Shae le había cogido cariño. Era de esas mujeres que suspiraban al oír canciones de amor; y Symon tenía un buen repertorio. Pero él no era un bardo que se limitase a cantar las creaciones de otros: también era un gran compositor.
—Las manos de oro son frías… —continuó Symon—. Las de una mujer, siempre tibias…
Aunque, por desgracia, esa balada solo existía para chantajear al pequeño león. A cambio de un puesto entre los siete bardos que cantarían en la boda del Rey, Symon estaba dispuesto a hacerla desaparecer.
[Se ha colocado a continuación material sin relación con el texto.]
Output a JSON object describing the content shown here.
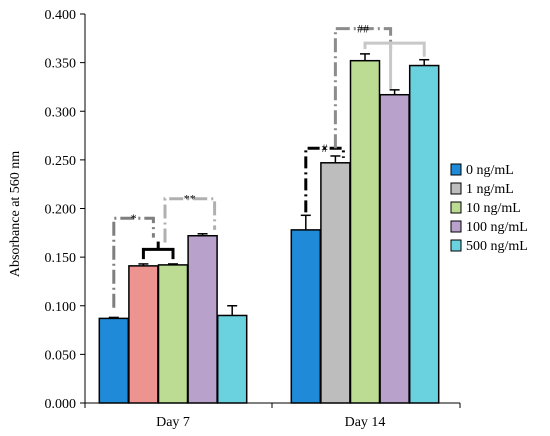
{
  "chart_data": {
    "type": "bar",
    "ylabel": "Absorbance at 560 nm",
    "ylim": [
      0,
      0.4
    ],
    "ytick_step": 0.05,
    "ytick_labels": [
      "0.000",
      "0.050",
      "0.100",
      "0.150",
      "0.200",
      "0.250",
      "0.300",
      "0.350",
      "0.400"
    ],
    "categories": [
      "Day 7",
      "Day 14"
    ],
    "series": [
      {
        "name": "0 ng/mL",
        "color": "#1f8ad8",
        "values": [
          0.087,
          0.178
        ],
        "errors": [
          0.001,
          0.015
        ]
      },
      {
        "name": "1 ng/mL",
        "color": "#bdbdbd",
        "values": [
          0.141,
          0.247
        ],
        "errors": [
          0.002,
          0.007
        ]
      },
      {
        "name": "10 ng/mL",
        "color": "#bcdb93",
        "values": [
          0.142,
          0.352
        ],
        "errors": [
          0.001,
          0.007
        ]
      },
      {
        "name": "100 ng/mL",
        "color": "#b8a2cc",
        "values": [
          0.172,
          0.317
        ],
        "errors": [
          0.002,
          0.005
        ]
      },
      {
        "name": "500 ng/mL",
        "color": "#6ad1de",
        "values": [
          0.09,
          0.347
        ],
        "errors": [
          0.01,
          0.006
        ]
      }
    ],
    "day7_bar_color_1ng": "#ed9390",
    "significance": [
      {
        "label": "*",
        "category": "Day 7",
        "color": "#7f7f7f"
      },
      {
        "label": "**",
        "category": "Day 7",
        "color": "#b0b0b0"
      },
      {
        "label": "#",
        "category": "Day 14",
        "color": "#000000"
      },
      {
        "label": "##",
        "category": "Day 14",
        "color": "#8c8c8c"
      }
    ],
    "legend_position": "right",
    "grid": false
  }
}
Se esfumaría de su mente con tanta rapidez como las insulsas composiciones de Hamish el Arpista lo hacían de las cabezas de todos los que acababan de escucharlas. ¡Y pensar que Hamish era uno de esos siete! No tenía ni la mitad del talento de Symon. ¿Quién había escogido a los bardos?
Poco importaba, porque él estaría allí. E incluso si no ganaba la competición de la boda, alguna dama se encapricharía de su voz. En unos días, Symon se encontraría en los salones de un gran señor, cantando para sus hijas casaderas o distrayendo a los comensales en sus banquetes.
Reemprendió la canción.
—Anduvo toda la urbe; y bajó de su colina; por callejones y escalas; para ver a su querida…
Una breve melodía sería suficiente para cambiar su destino, porque ese maldito enano no podía hacer nada para detenerlo. Las canciones, una vez liberadas, eran tan imparables como el fuego, y podían resultar igual de destructivas. Si se negaba a su petición, en unos días todos los borrachos de Desembarco del Rey cantarían sobre la antigua Mano que visitaba a su puta en secreto. De eso estaba seguro.
Porque era una gran canción.
Tyrion acudió a la cita y escuchó las condiciones de Symon. Tres días después, Bronn mató al bardo y, si tenemos que creernos lo que se insinúa en el libro, vendió su cadáver a un local que hacía estofados.
Imagino que nada ocurrió en la serie, y por eso Arya puede toparse con Ed Sheeran cantando Manos de Oro en los bosques.
La casa en la que se escondió Shae una temporada conectaba con el burdel de Chataya a través de un túnel. Si no recuerdo mal, Symon solía cantar en ese lugar, y es posible que conociese a Shae de esa forma. Para ser justos con Tyrion, creo que le ofreció a Symon marcharse a Essos, pero él no quiso escucharle. Ya en los libros se le veía un tipo arrogante, y de ahí que haya sido mi elección para este drabble.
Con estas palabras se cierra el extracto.